Après près de 2 ans de combat, Karine a été vaincue par sa maladie.
Elle nous a quitté mardi 18 janvier, à 15h10 comme me le rappèle son acte de décès.
Les derniers mois ont été durs. Les plus durs.
La douleur s'était installée depuis l'été. Un traitement de cheval a permis d'atténuer cette flambée, mais à quel prix. Ses dernières chimios la rendait malade à un point inimaginable. Elle partait le ventre noué, sachant que les 3 puis 4 puis 5 jours suivants seraient invivables tant les nausées et la fatigue seraient fortes. A chaque cycle, le temps de récupération était plus long. Et elle devait savourer les quelques jours de répits avant de reprendre le cycle suivant.
Mais à aucun moment elle n'a baissé les bras. Elle y allait en reculant mais elle y allait.

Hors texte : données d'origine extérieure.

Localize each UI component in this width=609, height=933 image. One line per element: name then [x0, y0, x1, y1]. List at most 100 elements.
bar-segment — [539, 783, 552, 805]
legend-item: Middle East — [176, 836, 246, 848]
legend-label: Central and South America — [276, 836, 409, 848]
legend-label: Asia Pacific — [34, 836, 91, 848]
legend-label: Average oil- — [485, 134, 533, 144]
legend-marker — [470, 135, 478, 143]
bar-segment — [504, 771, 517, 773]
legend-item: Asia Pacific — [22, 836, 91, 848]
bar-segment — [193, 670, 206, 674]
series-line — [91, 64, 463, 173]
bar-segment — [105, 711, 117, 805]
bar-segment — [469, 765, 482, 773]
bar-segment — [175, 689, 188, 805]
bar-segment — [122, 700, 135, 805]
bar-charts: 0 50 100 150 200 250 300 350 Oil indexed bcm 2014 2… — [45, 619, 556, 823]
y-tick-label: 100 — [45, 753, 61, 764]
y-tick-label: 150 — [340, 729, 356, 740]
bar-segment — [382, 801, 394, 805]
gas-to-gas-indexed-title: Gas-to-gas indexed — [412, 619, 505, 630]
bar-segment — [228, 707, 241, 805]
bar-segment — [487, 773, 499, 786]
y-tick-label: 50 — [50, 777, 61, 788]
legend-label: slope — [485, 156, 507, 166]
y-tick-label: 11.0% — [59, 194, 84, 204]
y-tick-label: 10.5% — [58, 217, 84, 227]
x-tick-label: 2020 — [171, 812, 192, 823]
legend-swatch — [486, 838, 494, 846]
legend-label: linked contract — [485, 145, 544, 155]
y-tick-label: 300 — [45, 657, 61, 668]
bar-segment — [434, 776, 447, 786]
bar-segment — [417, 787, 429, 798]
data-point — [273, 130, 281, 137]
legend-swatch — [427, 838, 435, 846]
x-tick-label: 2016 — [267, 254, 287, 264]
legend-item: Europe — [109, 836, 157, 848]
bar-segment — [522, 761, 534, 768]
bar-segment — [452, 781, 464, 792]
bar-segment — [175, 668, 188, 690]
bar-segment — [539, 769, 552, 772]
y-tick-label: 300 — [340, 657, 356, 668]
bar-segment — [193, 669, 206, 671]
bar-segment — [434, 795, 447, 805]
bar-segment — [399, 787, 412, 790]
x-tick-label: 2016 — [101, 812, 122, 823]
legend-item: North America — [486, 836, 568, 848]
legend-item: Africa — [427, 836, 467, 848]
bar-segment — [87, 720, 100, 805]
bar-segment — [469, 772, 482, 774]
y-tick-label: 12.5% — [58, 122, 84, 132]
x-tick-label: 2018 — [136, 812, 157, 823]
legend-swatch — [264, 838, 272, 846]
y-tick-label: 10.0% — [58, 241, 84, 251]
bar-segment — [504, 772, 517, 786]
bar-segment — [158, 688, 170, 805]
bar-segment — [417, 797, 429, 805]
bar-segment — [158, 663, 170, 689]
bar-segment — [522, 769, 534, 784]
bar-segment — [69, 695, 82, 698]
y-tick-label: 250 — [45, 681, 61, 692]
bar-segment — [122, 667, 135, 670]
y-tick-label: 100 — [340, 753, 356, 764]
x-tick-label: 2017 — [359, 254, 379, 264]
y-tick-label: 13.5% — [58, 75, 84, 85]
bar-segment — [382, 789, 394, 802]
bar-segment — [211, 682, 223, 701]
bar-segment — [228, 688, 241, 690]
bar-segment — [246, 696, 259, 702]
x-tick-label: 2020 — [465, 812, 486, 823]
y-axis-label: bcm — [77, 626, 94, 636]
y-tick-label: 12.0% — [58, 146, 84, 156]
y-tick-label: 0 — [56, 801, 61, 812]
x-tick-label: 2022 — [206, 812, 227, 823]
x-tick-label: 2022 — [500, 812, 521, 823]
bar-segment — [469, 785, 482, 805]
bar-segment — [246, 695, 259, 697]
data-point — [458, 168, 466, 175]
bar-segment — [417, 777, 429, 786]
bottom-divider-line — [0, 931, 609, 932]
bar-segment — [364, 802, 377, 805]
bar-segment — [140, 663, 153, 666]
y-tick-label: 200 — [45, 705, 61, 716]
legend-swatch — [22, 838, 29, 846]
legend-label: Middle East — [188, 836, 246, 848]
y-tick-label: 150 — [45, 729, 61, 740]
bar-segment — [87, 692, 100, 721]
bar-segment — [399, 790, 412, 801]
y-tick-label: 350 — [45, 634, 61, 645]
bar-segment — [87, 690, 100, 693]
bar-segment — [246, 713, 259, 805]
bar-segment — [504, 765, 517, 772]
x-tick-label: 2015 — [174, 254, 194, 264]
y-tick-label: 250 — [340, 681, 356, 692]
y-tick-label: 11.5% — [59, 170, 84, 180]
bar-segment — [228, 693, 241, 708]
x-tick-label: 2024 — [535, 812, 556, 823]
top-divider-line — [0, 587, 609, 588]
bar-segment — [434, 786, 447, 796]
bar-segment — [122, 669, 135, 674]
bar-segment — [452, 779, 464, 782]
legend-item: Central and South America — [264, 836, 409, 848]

Puis, vers la fin novembre, elle a senti que la maladie reprenait du terrain. Les douleurs sont revenues et se sont ajoutées à son mal être permanent. Elle a serré les dents et a organisé les fêtes de fin d'année. Noël d'abord puis le nouvel an. Les deux à la maison, incapable qu'elle était de supporter un voyage en voiture plus de quelques minutes.
Début janvier, une consultation rapide chez l'oncologue et celui ci la place en clinique, près de chez nous, pour gérer la douleur qui devenait intolérable et ingérable à domicile.
Réticente au début, elle va finalement y passer quelques jours reposée. La morphine en continu et les traitements contre le mal de tête vont lui permettre de dormir de nouveau et de retrouver le sourire.
Sourire de courte durée, un IRM de la tête lui confirme ce qu'elle redoutait mais avait deviné depuis un moment. Des métastases sont montées se loger là haut et ce sont elles qui provoquent ces douleurs de migraines.
Un traitement est prévu, des rayons, elle a sa première séance vendredi. Samedi matin, elle va bien, même si elle éprouve de la fatigue et des difficultés à s'exprimer. En fait tout au long de la semaine, sa voix est devenue pâteuse, comme quelqu'un qui aurait bu. J'attribuai cela à la morphine mais en fait, ça se déchaine la haut et ce sont ses fonctions cérébrales qui sont touchées.
Samedi midi, elle a voulu se lever seule et a fait une chute. Quand j'arrive pour la voir avec les enfants, elle va déjà beaucoup moins bien.
Dans l'après midi, elle fait des crises de convulsion avant d'être endormie avec des doses de tranquillisant.
Dimanche, elle ne réagit quasiment plus. Elle arrive juste à grogner quelques mots, esquisser quelques mouvements.
Lundi, elle ne bouge plus. Sa tête est bloquée, tournée vers la droite. Je passe la journée à lui parler, à essayer de la faire vivre de nouveau, mais en vain.
Je vois le médecin dans l'après midi et il m'annonce que c'est la fin. La maladie est partout. Méningite carcinomateuse. Karine va mourir, c'est une question d'heures, de jours peut être. Je vais récupérer les enfants à l'école et leur annonce la nouvelle. Tous viennent voir leur maman une dernière fois. Ils pleurent mais ils savaient. Nous le leur avions dit, ils étaient préparé. Mais quand même...

Dans la soirée, elle réagit, mais la seule chose que l'on arrive à comprendre, c'est qu'elle souffre de nouveau, qu'elle ne va pas bien. On essaye de la soulager, de lui faire changer de position, rien n'y fait. Je vais voire les infirmiers qui vont la plonger dans un coma artificiel léger.
Je passe la nuit près d'elle. Elle dort. Les enfants sont chez leur cousine et ils ont bien réagit. Ils vont bien.
La matinée de mardi se passe. Je reçois la visite du père Jean-Baptiste, Aumônier au collège des grands. Il me dit qu'il a vu Adèle, la plus "grande" des jumelles et qu'il est venu pour Karine. Il lui administre le sacrement des malades. Dans l'après midi, elle reçoit la visite de quelques amies infirmières. Je profite de ce moment pour aller parler avec la psychologue de la clinique pour la gestion de l'après. On vient nous interrompre, Karine est en train de partir. Sa respiration s'est faite plus difficile soudainement et ses collèges de réanimation savent exactement ce qui se passe. J'arrive dans la chambre pour la prendre dans mes bras, lui dire les derniers mots. L'encourager à partir, que je gère la situation, que les enfants s'en sortiront. Qu'elle peut être rassurée. Qu'elle ne s'accroche pas inutilement.

Elle respire encore deux fois, faiblement et puis s'arrête. Il est 15h10.